Tuesday, March 3, 2009

Totally Awkward Tuesday

Thanks to Joanie's Random Ramblings for telling me about Tova's Totally Awkward Tuesdays! Tova Darling is the host of Tova's Totally Awkward Tuesday.. and they're pretty funny, so you should definitely check that out.

I've been racking my brain for a good awkward story... and let me tell ya, it's a bit hard! I think most of my awkward moments are acting related... so remembering one that isn't is a challenge in and of itself!

Working at a radio station... we get our fair share of celebrities who come in and sing for us. Some of them are up and coming, and some of them are people who we've all heard of before. A few weeks ago, Nick Lachey was here. Today, this girl Jessie James is singing for us. Two years ago, Elliot Yamin from American Idol performed at one of our events. But Elliot Yamin wasn't the only American Idol Finalist that I've met. Last year... around this time... we had another one come in. But before I get to that, I need to tell you how I spent my lunch break.

I was in desperate need of foundation... my foundation was crappy, and didn't match my skin. So for my lunch break, I went to ULTA and played The Foundation Game. To play the Foundation Game, you take off all makeup... and then you try various foundations from different brands, shades, and textures in different parts of your face and see which one looks the best. I ended up picking Stila's Illuminating Foundation 10 Watt. Now, I actually don't like it on me, but that's another story. During The Foundation Game, I had about seven different kinds of foundation. I had completely forgotten that we had an artist coming in that day.

I go back to the station with at least seven different foundations on my face. I didn't bother taking them off, because I was like "whatever, I'm just going to sit in my cubicle all day anyway," but when I go in... there's all this pizza in the conference room.
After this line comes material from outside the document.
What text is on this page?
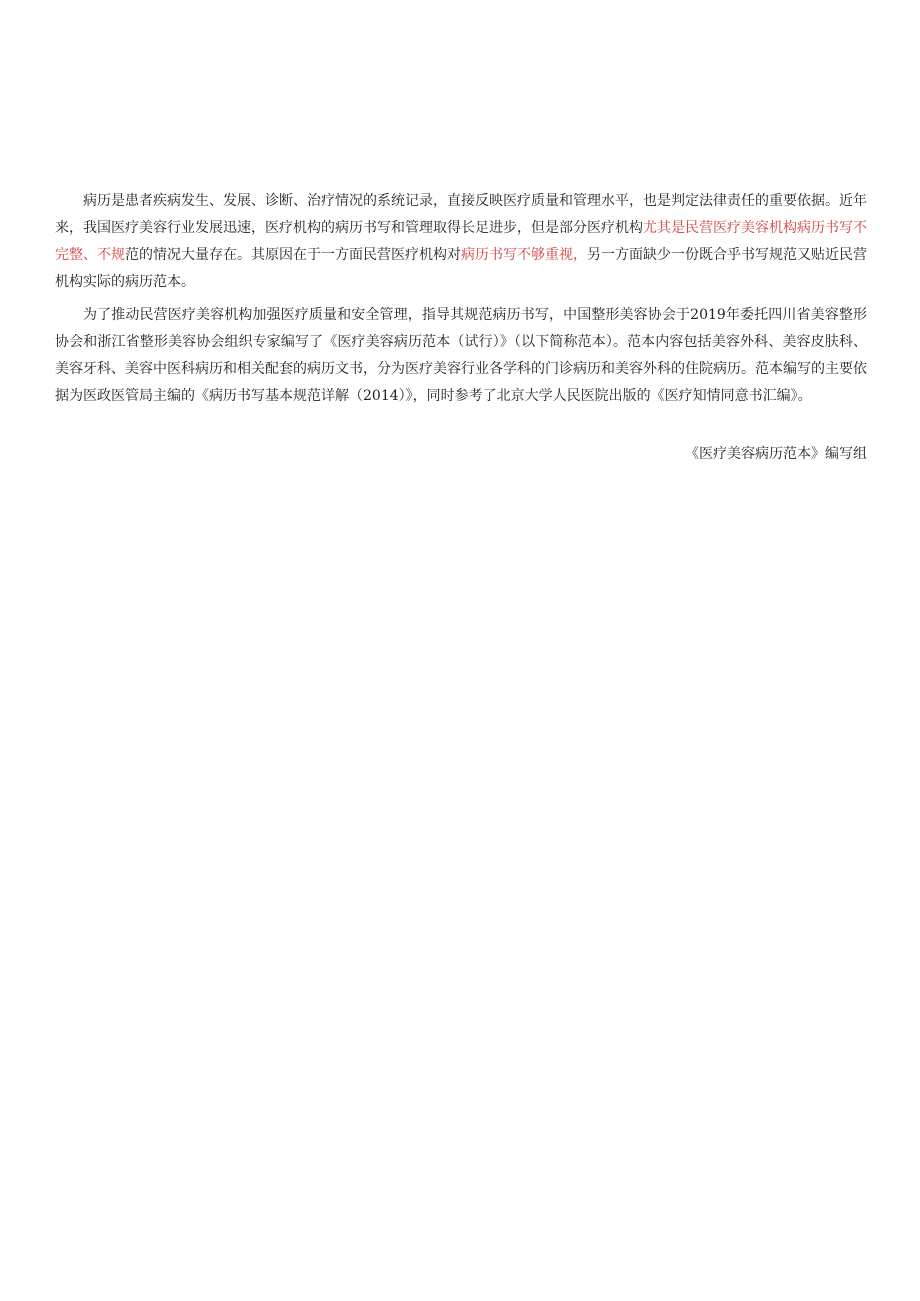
病历是患者疾病发生、发展、诊断、治疗情况的系统记录，直接反映医疗质量和管理水平，也是判定法律责任的重要依据。近年来，我国医疗美容行业发展迅速，医疗机构的病历书写和管理取得长足进步，但是部分医疗机构尤其是民营医疗美容机构病历书写不完整、不规范的情况大量存在。其原因在于一方面民营医疗机构对病历书写不够重视，另一方面缺少一份既合乎书写规范又贴近民营机构实际的病历范本。

为了推动民营医疗美容机构加强医疗质量和安全管理，指导其规范病历书写，中国整形美容协会于2019年委托四川省美容整形协会和浙江省整形美容协会组织专家编写了《医疗美容病历范本（试行）》（以下简称范本）。范本内容包括美容外科、美容皮肤科、美容牙科、美容中医科病历和相关配套的病历文书，分为医疗美容行业各学科的门诊病历和美容外科的住院病历。范本编写的主要依据为医政医管局主编的《病历书写基本规范详解（2014）》，同时参考了北京大学人民医院出版的《医疗知情同意书汇编》。

《医疗美容病历范本》编写组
Pizza in the conference room means that there's an artist. And that's when I remembered that Ace Young, who is super hot, was at the station. So I met Ace Young... and his super sugary voice... with seven different colors of foundation on my face. I felt so stupid. I was in a store with endless amounts of testers and makeup artists... they could have made me look like a flipping super model! But no... I was weird foundation girl.

Monday, March 2, 2009

Am I a bad person because I hate snow?

I really hate that "March comes in like a lion, and goes out like a lamb" phrase. Because I always want to believe that it's a lie. I think once February is over, I should get flowers... and warm weather... and skirts. But in the greater Philadelphia area, March sucks. At least this year. We got 6" and counting of snow last night, which is already unusual for March, but I'm at work...and no one else is. There are 4 people on my side of the building... no one on the sales side of the building... and all of the on-air and news people are here.

The roads were a mess... It took me 40 minutes to do my usual 15-20 minute drive because I had to drive 25mph the entire way. I'd like to think that I know how to drive in the snow, and living in this area, you really should know how to drive in the snow, but it always amazes me how every year whenever we get more than an inch of snow, the entire state FLIPS OUT and forgets how to deal with precipitation.

By Wednesday.. everyone's going to forget that we even had snow.